家入:ブックサンタのこれまでの活動を通して、新たにチャレンジしてみたいことはありますか。 

清輔さん:はい。ブックサンタは本屋さんとの連携から活動をスタートしてきましたが、出版社や作家さんとの連携も少しずつ広がってきていて。 

「本が好き」とか「本があったから今の自分がいる」と思っている方々は本当にたくさんいらっしゃる。 

なので本を軸とした活動はこれからも続けていく上で、業界に関係なく呼びかけて活動範囲を広げていきたいと思っています。 

既に始まっているのは洋菓子業界との連携で、誕生日のケーキを届ける活動を2年程実施しています。 
引用:誕生日のお祝いを諦めた親子へ、大人たちが協力し届ける #シェアケーキ へ応援を!
このように他業界と連携すると例えばケーキの場合、推し活として自分の推しのアイドルの誕生日にケーキを送るというような、単なる寄付活動に留まらない例が見られました。 

寄付に対して、よりカジュアルなモチベーションで取り組みに参加することで、自分だけでなくどこかで喜んでいる人がいることをしっかり実感できる。 

このような形で、本という枠を越えた新しい業界と連携することを構想しています。 

日本にないのは寄付の文化ではなくきっかけ、ブックサンタのその先に。 

家入:業界を越えて活動を広げていく構想、とても素敵です。 

僕も寄付の形は多様になっていくと思っています。 

「寄付はこっそりやるべき」とか「やらない善よりやる偽善」みたいな言葉がありますが、これって寄付に対する後ろめたさを表現しているように思います。 

けれど本来、人間にとって善も偽善もないと思うんです。 

ある思想やビジョンを持って活動している団体を応援し、そこに堂々と寄付するという形で賛同していくのが大切だなと思います。 

清輔さん:確かにそうだと思います。この活動をしている中で「日本には寄付文化がない」ということをよく言われるんです。 

でもそれは捉え違いで、日本には寄付をするきっかけがないだけなのではないかなと。 

確かに日本では陰徳の美学というような「徳はこっそり」みたいな空気は昔からあるように感じます。 

NPO業界でも「この団体を応援している」とSNSに書く人は本当に少ないのですが、僕はその表明が大切なポイントだと思っています。 

ブックサンタはありがたいことに輪が広がってきているので、支援の金額を増やすだけでなく「応援の発信をする人」を一人でも増やしていけるよう、無理なく楽しく広げていきたいと思っています。 
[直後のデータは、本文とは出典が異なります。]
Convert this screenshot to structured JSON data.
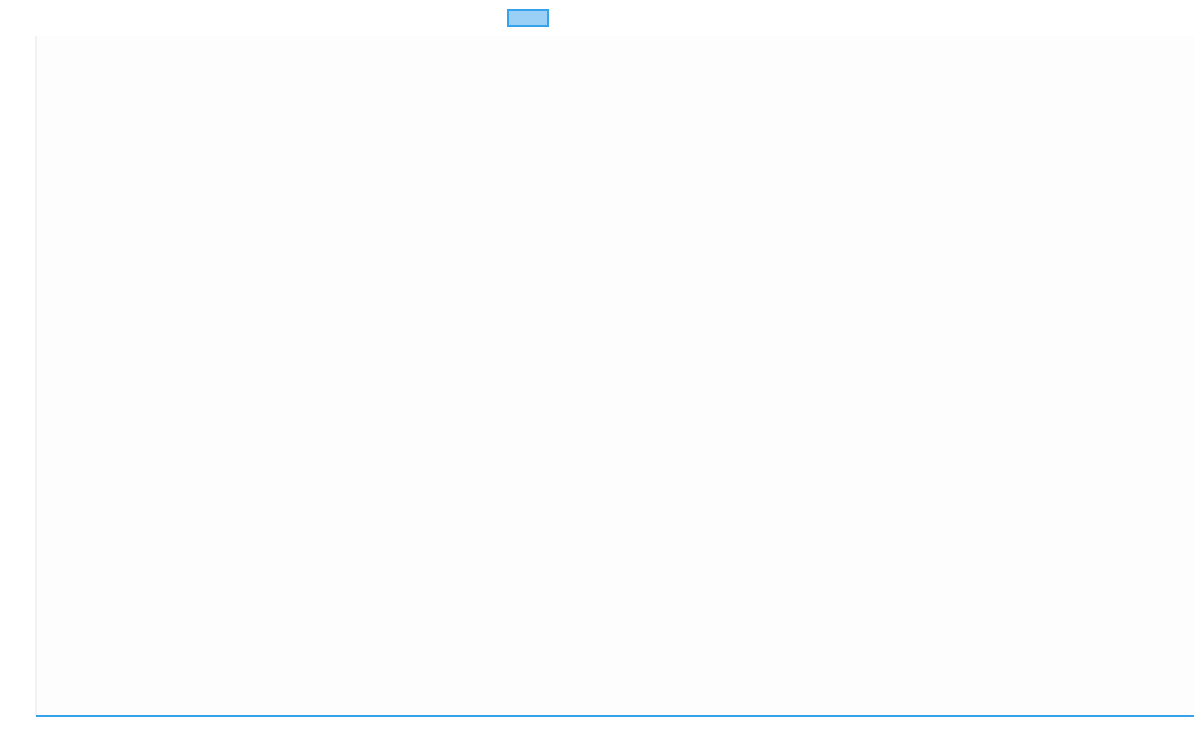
{
  "chart_data": {
    "type": "line",
    "title": "",
    "xlabel": "",
    "ylabel": "",
    "legend": {
      "placement": "top",
      "entries": [
        {
          "label": ""
        }
      ]
    },
    "grid": false,
    "series": [
      {
        "values": [],
        "line_position": "axis-minimum"
      }
    ],
    "colors": {
      "series_border": "#36a2eb",
      "series_fill": "#9ad0f5",
      "axis": "#e5e5e5"
    }
  }
}
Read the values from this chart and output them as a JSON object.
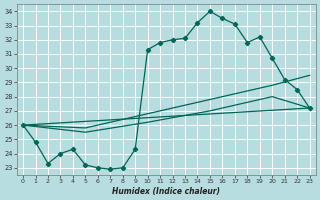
{
  "xlabel": "Humidex (Indice chaleur)",
  "bg_color": "#b8dde0",
  "grid_color": "#ffffff",
  "line_color": "#006655",
  "xlim": [
    -0.5,
    23.5
  ],
  "ylim": [
    22.5,
    34.5
  ],
  "xticks": [
    0,
    1,
    2,
    3,
    4,
    5,
    6,
    7,
    8,
    9,
    10,
    11,
    12,
    13,
    14,
    15,
    16,
    17,
    18,
    19,
    20,
    21,
    22,
    23
  ],
  "yticks": [
    23,
    24,
    25,
    26,
    27,
    28,
    29,
    30,
    31,
    32,
    33,
    34
  ],
  "line1_x": [
    0,
    1,
    2,
    3,
    4,
    5,
    6,
    7,
    8,
    9,
    10,
    11,
    12,
    13,
    14,
    15,
    16,
    17,
    18,
    19,
    20,
    21,
    22,
    23
  ],
  "line1_y": [
    26.0,
    24.8,
    23.3,
    24.0,
    24.3,
    23.2,
    23.0,
    22.9,
    23.0,
    24.3,
    31.3,
    31.8,
    32.0,
    32.1,
    33.2,
    34.0,
    33.5,
    33.1,
    31.8,
    32.2,
    30.7,
    29.2,
    28.5,
    27.2
  ],
  "line2_x": [
    0,
    23
  ],
  "line2_y": [
    26.0,
    27.2
  ],
  "line3_x": [
    0,
    5,
    10,
    15,
    20,
    23
  ],
  "line3_y": [
    26.0,
    25.8,
    26.8,
    27.8,
    28.8,
    29.5
  ],
  "line4_x": [
    0,
    5,
    10,
    15,
    20,
    23
  ],
  "line4_y": [
    26.0,
    25.5,
    26.2,
    27.0,
    28.0,
    27.2
  ]
}
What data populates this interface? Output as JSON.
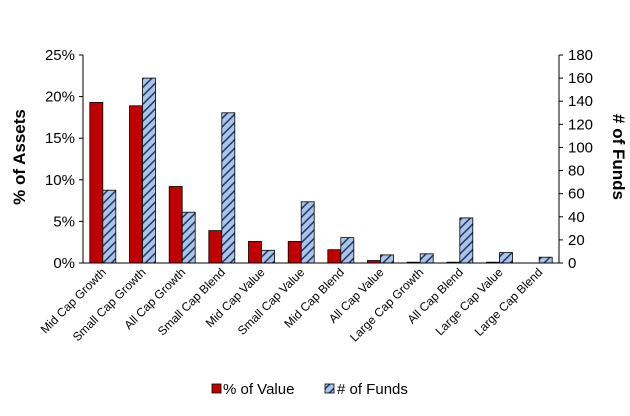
{
  "chart_data": {
    "type": "bar",
    "categories": [
      "Mid Cap Growth",
      "Small Cap Growth",
      "All Cap Growth",
      "Small Cap Blend",
      "Mid Cap Value",
      "Small Cap Value",
      "Mid Cap Blend",
      "All Cap Value",
      "Large Cap Growth",
      "All Cap Blend",
      "Large Cap Value",
      "Large Cap Blend"
    ],
    "series": [
      {
        "name": "% of Value",
        "axis": "left",
        "color": "#c00000",
        "values": [
          19.3,
          18.9,
          9.2,
          3.9,
          2.6,
          2.6,
          1.6,
          0.3,
          0.1,
          0.1,
          0.1,
          0.0
        ]
      },
      {
        "name": "# of Funds",
        "axis": "right",
        "color": "#a9c4e8",
        "pattern": "diagonal-hatch",
        "values": [
          63,
          160,
          44,
          130,
          11,
          53,
          22,
          7,
          8,
          39,
          9,
          5
        ]
      }
    ],
    "ylabel": "% of Assets",
    "y2label": "# of Funds",
    "ylim": [
      0,
      25
    ],
    "y2lim": [
      0,
      180
    ],
    "yticks": [
      "0%",
      "5%",
      "10%",
      "15%",
      "20%",
      "25%"
    ],
    "y2ticks": [
      "0",
      "20",
      "40",
      "60",
      "80",
      "100",
      "120",
      "140",
      "160",
      "180"
    ],
    "legend_position": "bottom",
    "grid": false
  }
}
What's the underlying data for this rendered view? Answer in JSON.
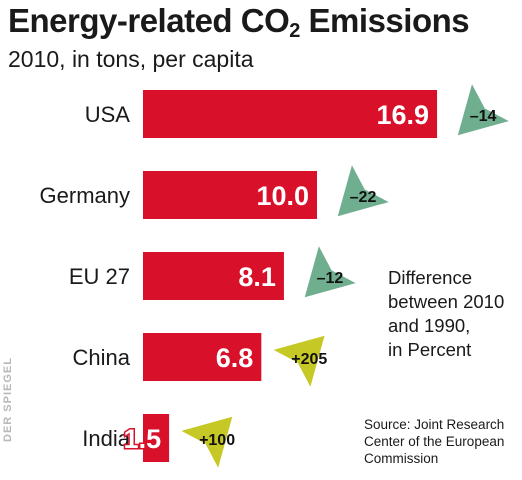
{
  "chart_data": {
    "type": "bar",
    "orientation": "horizontal",
    "title_main": "Energy-related CO",
    "title_sub": "2",
    "title_end": " Emissions",
    "subtitle": "2010, in tons, per capita",
    "categories": [
      "USA",
      "Germany",
      "EU 27",
      "China",
      "India"
    ],
    "values": [
      16.9,
      10.0,
      8.1,
      6.8,
      1.5
    ],
    "value_labels": [
      "16.9",
      "10.0",
      "8.1",
      "6.8",
      "1.5"
    ],
    "change_1990_2010_percent": [
      -14,
      -22,
      -12,
      205,
      100
    ],
    "change_labels": [
      "–14",
      "–22",
      "–12",
      "+205",
      "+100"
    ],
    "note": "Difference\nbetween 2010\nand 1990,\nin Percent",
    "source": "Source: Joint Research\nCenter of the European\nCommission",
    "credit": "DER SPIEGEL",
    "colors": {
      "bar": "#d8102a",
      "decrease_arrow": "#6fae8f",
      "increase_arrow": "#c6c826"
    }
  }
}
家入:ありがとうございます。最後に、毎年CAMPFIREにてクラウドファンディングに挑戦されている清輔さんが感じることについてお伺いしてもよろしいでしょうか。 

清輔さん:はい。ぼくたちがはじめてプロジェクトに挑戦した2017年の当初は、クラウドファンディングって打ち上げ花火のような「一瞬の輝き」と思っていました。 

ただ、実際にプロフェクトを実施し、継続してファンや支援者の方とコミュニケーションを取り続けていくことで活動の輪が拡がっていくことを実感したんです。 

なので、クラウドファンディングってそれこそ、ちゃんと薪をくべたり燃料を注いでいけば、どんどん大きな火になっていく、焚き火のように燃え続けるものだなと思いました。 

家入:とても素敵なお言葉、ありがとうございます。これからもブックサンタの活動を応援しています。